Evolution shaped behavior

Unexpected opportunities and threats shaped human behaviors fundamentally.

GOAL
CONCLUSIONS
STRUCTURE
FOLLOW UP
REFERENCES
GOAL

The purpose of  this post is to link generalized features of evolution and natural selection to their subsequent human behavioral responses.

Background

Million of years of evolution and natural selection have shaped hominoid behavior in order to physically and mentally deal with its surroundings. Rather than exhaustively trying to summarize specific human universal behaviors, we try to generalize as much as possible the features of evolution and their accompanying human behaviors.

CONCLUSIONS

STRUCTURE

Cause and effect, can be more or less redefined as interaction. This interaction can have evolutionary losers and/or winners. The interaction can be classified as a mixture of cooperation, competition or coincidence. Cooperation and competition can take many forms. Cooperation can be an equal-level-playing field (ie, investment and return are fully equally split, but even then…). Or cooperation can be submissive or suppressive. Because human behavior can be a additive it is difficult to objectively attribute behavior to a certain effect.

FOLLOW UP

  • Is evolution towards or away from chaos?
  • Is human behavior universal and are all behaviors shaped by evolution?

REFERENCES

First of all, both evolution and natural selection is basically about change. This change can evolve slowly as well as fast. However, because of the complexity of the world,  this change is frequently neither straightforward nor predictable for human beings. Because of limited cognitive abilities, we humans cannot always fully comprehend and trace back the roots of  opportunities or threats which the world brings. Therefore, in real life, humans have to be instantly prepared for the unexpected, which is vital for increasing survival and reproduction probabilities. For that purpose human beings are equipped with what Daniel Kahneman coined System 1. This  part of the human mental capacities is evolutionary designed to deal with swift fight-or-flight situations to prevent being struck by a dangerous animal in the old days or caught by a truck in more modern times. An elemental part of this fast-track reaction device is a pattern detecting bias.

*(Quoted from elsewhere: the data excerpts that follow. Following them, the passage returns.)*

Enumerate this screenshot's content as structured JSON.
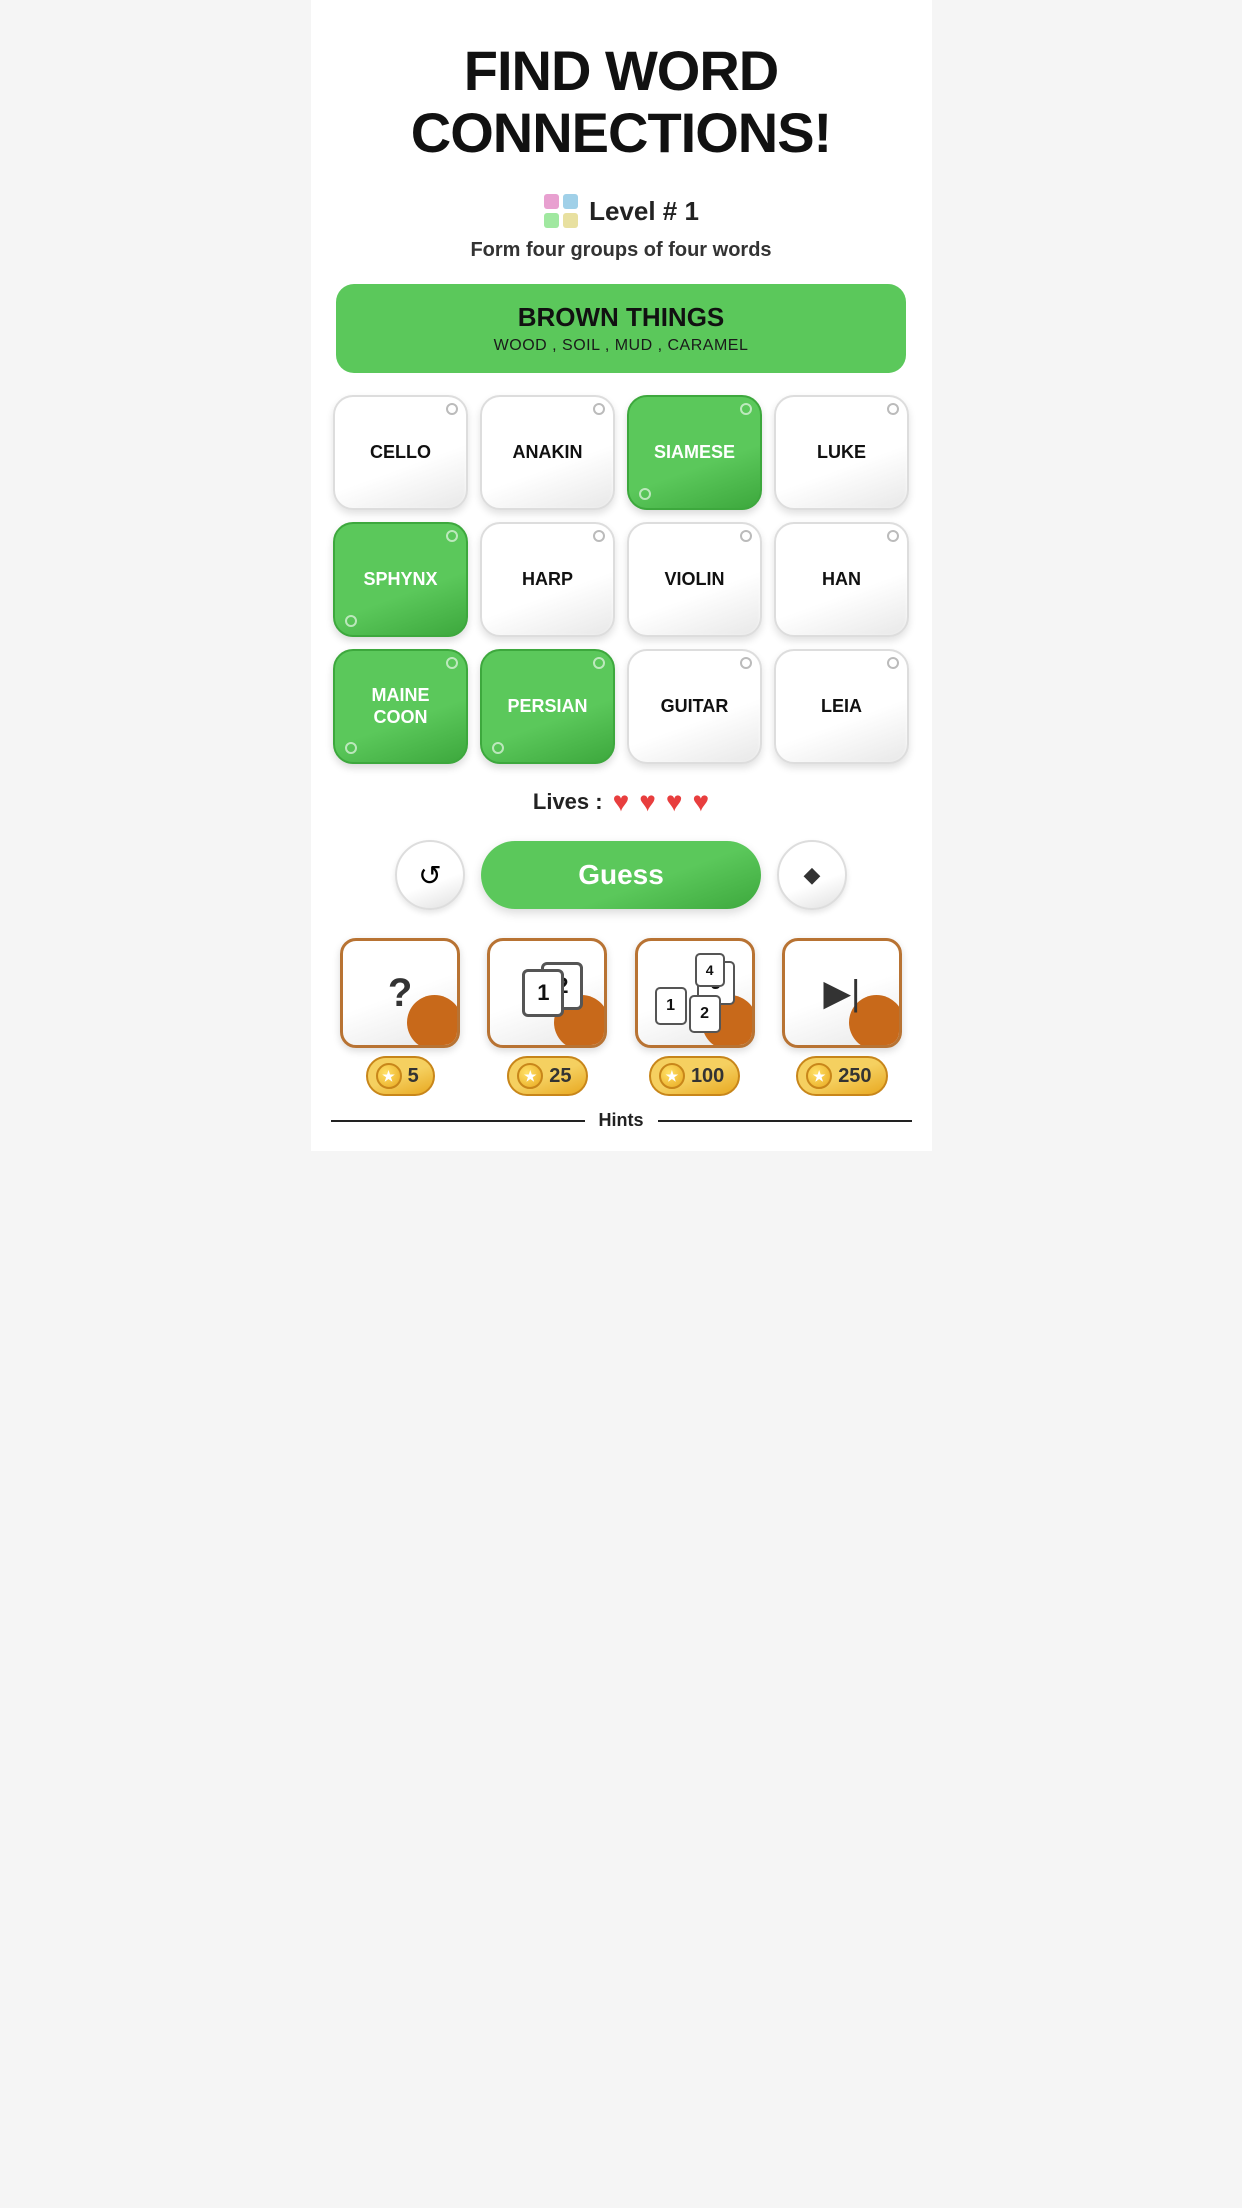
{
  "header": {
    "title_line1": "FIND WORD",
    "title_line2": "CONNECTIONS!"
  },
  "level": {
    "icon_label": "grid-icon",
    "text": "Level # 1"
  },
  "subtitle": "Form four groups of four words",
  "solved_group": {
    "title": "BROWN THINGS",
    "words": "WOOD , SOIL , MUD , CARAMEL"
  },
  "tiles": [
    {
      "word": "CELLO",
      "selected": false
    },
    {
      "word": "ANAKIN",
      "selected": false
    },
    {
      "word": "SIAMESE",
      "selected": true
    },
    {
      "word": "LUKE",
      "selected": false
    },
    {
      "word": "SPHYNX",
      "selected": true
    },
    {
      "word": "HARP",
      "selected": false
    },
    {
      "word": "VIOLIN",
      "selected": false
    },
    {
      "word": "HAN",
      "selected": false
    },
    {
      "word": "MAINE\nCOON",
      "selected": true
    },
    {
      "word": "PERSIAN",
      "selected": true
    },
    {
      "word": "GUITAR",
      "selected": false
    },
    {
      "word": "LEIA",
      "selected": false
    }
  ],
  "lives": {
    "label": "Lives :",
    "count": 4,
    "heart": "♥"
  },
  "controls": {
    "shuffle_icon": "↺",
    "guess_label": "Guess",
    "erase_icon": "◆"
  },
  "hints": [
    {
      "type": "question",
      "cost": "5"
    },
    {
      "type": "number12",
      "cost": "25"
    },
    {
      "type": "number123",
      "cost": "100"
    },
    {
      "type": "play",
      "cost": "250"
    }
  ],
  "hints_label": "Hints"
}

Humans detect patterns more often than there are in reality. This bias has profound survival fitness. Better to  see a pattern too many, than missing out on one with fatal consequences.

Second, despite the complexity of an ever changing world, evolution is  in the perception of humans deterministic and obeys the principles of cause-and-effect. Causality is an abstraction that indicates how the world changes throughout time, which is basically what evolution is about. The perception of cause-and effect is deeply grounded in the human belief system: ‘something has to come somehow from somewhere’. Moreover, causality is also implicit in the logic and structure of ordinary language and communication. Humans have a difficulty to simply accept randomness as a root cause. Consequently the people often attribute good and evil to persons and things or, if anything else fails, to some divine intervention otherwise. Human behavior and language throughout history resulted in a rationalization of thought but paradoxically at the same time led to irrational behaviors to questions which logic could not answer. Religion fulfills in this context the knowledge gap of humans who want to fill the blanks in their causal world view. The urge to attribute is closely inked to the pattern seeking behavior mentioned earlier. Detecting causal patterns bides time which is essential to living  creatures. If people know the roots of good and evil, they can prepare for it. Better to be prepared unnecessary than to be unprepared when needed. The same reasoning is applied by believing in God: the downside of falsely not believing in God is much higher than  incorrectly believing in God. Consequently people sometimes believe in God “just to be sure”.

Cause and effect can be more or less redefined as interaction. This interaction arises when humans are competing for scarce resources like food and mates and can have evolutionary losers and/or winners. This facilitates  competition and  cooperation. Cooperation and competition can take many forms. Cooperation can be an equal-level-playing field (ie, investment and return are fully equally split, but even then…). Or cooperation can be submissive or suppressive. Because human behavior can be a additive it is difficult to objectively attribute behavior to a certain effect.